Intraoperative view of the en bloc resection of the knee joint, distal tibia, and proximal femur. Osteotomies of both the femur and the tibia were performed with 2 cm margins above and below the cement spacer endomedullar stumps. The dissected saphenous vein (SV), sciatic nerve (SN), and femoral vessels (FV) are indicated with arrows.

Figure 3.

Patient standing with the definitive prosthesis.

Figure 4.

Femoro-tibial fusion at last follow-up.

Discussion

The Borggreve-Van Nes rotationplasty was initially used to treat shortened limbs and ankylosis of the knee due to tuberculosis, and for congenital defects of the femur (Borggreve 1930, Van Nes 1950). It consists of en bloc resection of the knee, bone shortening, and rotation of 180° to allow the ankle to function as a knee joint. Today, rotationplasty is mainly used for local disease control in young children with bone sarcoma around the knee (Merkel et al. 1991, Winkelmann 1996). Gait analysis has shown preserved ankle proprioception, resulting in a functional outcome of rotationplasty that is better than following TKA (Fuchs et al. 2003). More recently, its usefulness as a salvage procedure for the treatment of posttraumatic osteomyelitis of the distal femur (Krettek et al. 1997) or in infection of massive endoprosthesis in tumor patients (Wicart et al. 2002) has been reported. Salvage procedures for reinfection of revision TKA focus primarily in curing the infection by means of arthrodesis, resection arthroplasty, or above-the-knee amputation. The functional outcome in patients treated with above-the-knee amputation and resection arthroplasty is poor (for review, see Christie et al. 2003). The range of success after arthrodesis differs widely—from 50% to almost 100%, depending on the type of osteosynthesis material used and the extent of bone defect (Hanssen et al. 1995, McQueen et al. 2006).

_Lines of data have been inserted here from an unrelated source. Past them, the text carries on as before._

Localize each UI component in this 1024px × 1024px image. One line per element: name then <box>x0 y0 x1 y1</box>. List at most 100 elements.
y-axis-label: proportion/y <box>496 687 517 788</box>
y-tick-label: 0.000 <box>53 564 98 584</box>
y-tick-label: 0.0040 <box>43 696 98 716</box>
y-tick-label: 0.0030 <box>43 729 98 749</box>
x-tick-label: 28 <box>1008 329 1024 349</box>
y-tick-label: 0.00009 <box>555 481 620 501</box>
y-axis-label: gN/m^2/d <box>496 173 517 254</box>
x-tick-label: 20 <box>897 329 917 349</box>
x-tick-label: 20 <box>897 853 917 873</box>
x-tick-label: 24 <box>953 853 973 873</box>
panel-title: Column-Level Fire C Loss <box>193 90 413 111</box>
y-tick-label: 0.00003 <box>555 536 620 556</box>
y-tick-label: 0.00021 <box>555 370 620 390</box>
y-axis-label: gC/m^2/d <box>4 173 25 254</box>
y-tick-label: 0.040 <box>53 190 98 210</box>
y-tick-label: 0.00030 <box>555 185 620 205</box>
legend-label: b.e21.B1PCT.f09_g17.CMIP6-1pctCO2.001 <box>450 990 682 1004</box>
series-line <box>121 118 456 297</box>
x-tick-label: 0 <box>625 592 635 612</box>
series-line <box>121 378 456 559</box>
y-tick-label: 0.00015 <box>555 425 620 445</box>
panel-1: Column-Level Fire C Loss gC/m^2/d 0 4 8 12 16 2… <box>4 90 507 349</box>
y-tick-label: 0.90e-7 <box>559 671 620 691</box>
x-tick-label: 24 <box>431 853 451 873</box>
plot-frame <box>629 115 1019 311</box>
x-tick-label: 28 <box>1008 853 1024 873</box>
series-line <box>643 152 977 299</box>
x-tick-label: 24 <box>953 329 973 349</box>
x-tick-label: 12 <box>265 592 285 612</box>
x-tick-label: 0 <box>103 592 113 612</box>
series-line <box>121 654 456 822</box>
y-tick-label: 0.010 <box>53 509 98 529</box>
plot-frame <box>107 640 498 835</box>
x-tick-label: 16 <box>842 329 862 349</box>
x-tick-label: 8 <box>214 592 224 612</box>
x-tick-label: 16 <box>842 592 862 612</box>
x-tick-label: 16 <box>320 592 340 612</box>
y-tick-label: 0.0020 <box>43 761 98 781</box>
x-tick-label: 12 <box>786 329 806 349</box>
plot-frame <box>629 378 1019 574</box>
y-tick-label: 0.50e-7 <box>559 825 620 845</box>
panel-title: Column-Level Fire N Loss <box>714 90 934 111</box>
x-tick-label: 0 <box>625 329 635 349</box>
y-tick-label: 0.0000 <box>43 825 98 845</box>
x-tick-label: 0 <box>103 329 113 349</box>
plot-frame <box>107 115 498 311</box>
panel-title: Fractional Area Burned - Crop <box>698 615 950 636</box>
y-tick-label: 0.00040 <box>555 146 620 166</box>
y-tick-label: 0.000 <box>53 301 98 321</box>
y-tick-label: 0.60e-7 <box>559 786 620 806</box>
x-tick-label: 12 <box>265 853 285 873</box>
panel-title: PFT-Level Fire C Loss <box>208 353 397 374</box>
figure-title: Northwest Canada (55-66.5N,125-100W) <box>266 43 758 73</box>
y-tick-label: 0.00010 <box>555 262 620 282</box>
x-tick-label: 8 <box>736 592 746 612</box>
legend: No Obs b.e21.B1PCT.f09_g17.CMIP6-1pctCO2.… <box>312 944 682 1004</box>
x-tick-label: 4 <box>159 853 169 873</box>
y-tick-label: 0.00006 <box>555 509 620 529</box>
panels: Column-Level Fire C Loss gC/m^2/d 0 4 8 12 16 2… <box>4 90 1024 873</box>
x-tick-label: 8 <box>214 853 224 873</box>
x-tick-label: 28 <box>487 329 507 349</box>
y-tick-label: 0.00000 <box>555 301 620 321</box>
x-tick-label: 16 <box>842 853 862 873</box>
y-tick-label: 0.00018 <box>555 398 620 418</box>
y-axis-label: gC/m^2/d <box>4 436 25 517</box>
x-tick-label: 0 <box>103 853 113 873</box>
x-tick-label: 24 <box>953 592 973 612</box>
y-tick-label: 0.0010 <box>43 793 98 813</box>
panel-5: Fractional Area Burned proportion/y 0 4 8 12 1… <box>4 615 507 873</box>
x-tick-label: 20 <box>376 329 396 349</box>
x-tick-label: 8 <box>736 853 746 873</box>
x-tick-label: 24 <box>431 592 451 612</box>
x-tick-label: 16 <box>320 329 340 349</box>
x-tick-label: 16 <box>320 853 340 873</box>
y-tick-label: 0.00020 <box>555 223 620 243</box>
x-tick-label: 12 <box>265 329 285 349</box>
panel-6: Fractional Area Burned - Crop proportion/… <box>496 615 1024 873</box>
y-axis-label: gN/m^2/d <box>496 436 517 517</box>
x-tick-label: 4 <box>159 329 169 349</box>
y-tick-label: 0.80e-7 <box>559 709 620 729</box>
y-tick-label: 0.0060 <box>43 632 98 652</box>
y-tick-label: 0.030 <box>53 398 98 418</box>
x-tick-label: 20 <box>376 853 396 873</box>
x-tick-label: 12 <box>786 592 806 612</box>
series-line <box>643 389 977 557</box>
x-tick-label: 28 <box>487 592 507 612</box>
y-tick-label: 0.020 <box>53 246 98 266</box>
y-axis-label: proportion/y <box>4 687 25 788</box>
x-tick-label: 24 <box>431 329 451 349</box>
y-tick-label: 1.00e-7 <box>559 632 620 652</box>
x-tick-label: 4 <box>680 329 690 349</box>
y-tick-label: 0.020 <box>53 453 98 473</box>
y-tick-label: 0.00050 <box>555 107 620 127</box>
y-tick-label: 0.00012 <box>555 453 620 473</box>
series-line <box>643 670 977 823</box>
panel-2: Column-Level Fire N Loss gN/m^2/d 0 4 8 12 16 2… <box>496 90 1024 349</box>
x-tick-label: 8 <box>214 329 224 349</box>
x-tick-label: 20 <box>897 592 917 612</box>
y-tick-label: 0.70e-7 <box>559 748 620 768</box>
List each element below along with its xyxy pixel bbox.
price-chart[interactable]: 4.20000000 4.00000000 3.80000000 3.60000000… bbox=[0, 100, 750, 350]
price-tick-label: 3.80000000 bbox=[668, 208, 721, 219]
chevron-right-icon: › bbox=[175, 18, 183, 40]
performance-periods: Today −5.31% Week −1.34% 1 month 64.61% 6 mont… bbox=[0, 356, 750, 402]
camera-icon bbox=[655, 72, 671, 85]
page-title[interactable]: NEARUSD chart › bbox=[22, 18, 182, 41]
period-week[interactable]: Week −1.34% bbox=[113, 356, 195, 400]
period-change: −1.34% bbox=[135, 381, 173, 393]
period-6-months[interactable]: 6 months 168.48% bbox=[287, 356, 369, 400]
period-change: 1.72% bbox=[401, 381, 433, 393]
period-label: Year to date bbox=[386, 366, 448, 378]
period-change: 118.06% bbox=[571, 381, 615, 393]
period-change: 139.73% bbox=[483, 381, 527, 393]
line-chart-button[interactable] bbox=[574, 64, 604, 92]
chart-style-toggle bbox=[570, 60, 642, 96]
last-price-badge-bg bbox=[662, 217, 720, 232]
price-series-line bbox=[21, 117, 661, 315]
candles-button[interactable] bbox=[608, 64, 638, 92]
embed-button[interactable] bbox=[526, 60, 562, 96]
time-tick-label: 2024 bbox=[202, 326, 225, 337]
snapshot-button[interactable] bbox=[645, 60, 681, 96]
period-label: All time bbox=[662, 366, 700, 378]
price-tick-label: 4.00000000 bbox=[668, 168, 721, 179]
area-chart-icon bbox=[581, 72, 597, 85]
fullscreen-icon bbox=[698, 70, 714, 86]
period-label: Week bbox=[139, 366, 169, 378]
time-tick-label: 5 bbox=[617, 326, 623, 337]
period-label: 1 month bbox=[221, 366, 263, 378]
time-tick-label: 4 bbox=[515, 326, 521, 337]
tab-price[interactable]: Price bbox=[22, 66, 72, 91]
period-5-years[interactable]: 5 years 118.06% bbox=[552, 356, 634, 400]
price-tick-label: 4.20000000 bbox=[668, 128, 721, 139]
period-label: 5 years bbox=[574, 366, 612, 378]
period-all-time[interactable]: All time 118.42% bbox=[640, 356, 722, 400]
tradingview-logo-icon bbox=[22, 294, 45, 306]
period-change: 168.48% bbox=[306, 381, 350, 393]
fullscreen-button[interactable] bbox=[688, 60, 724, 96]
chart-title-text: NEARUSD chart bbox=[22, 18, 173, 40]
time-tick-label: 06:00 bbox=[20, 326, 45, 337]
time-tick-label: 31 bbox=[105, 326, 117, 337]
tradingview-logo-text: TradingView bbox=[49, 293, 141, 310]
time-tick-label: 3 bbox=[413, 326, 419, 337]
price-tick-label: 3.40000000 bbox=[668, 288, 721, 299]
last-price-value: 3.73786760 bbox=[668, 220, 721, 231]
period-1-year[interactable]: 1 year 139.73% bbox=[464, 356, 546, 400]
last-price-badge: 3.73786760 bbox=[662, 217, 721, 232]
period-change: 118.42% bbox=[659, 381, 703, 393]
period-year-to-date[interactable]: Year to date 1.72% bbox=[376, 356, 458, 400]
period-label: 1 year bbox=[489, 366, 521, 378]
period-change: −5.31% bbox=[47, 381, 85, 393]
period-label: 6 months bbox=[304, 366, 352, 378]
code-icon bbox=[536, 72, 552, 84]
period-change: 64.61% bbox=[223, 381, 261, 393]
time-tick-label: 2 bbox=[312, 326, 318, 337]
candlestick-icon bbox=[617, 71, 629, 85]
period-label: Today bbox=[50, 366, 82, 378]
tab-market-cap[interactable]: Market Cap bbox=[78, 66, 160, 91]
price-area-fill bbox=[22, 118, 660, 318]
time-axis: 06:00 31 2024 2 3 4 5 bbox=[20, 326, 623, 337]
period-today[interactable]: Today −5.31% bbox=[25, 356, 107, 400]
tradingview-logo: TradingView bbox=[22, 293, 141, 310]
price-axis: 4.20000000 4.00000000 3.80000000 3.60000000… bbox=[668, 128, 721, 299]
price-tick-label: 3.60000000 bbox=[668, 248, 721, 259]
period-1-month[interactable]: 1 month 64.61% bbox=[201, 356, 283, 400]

The function after rotationplasty in our patient was similar to an above-the-knee amputation (Harris et al. 1990), as assessed with gait analysis. The lack of phantom pain because of preservation of the sciatic nerve may indeed argue for inclusion of rotationplasty in the salvage options proposed to non-oncological patients with a history of recurrence of infection and extended bone loss following TKA.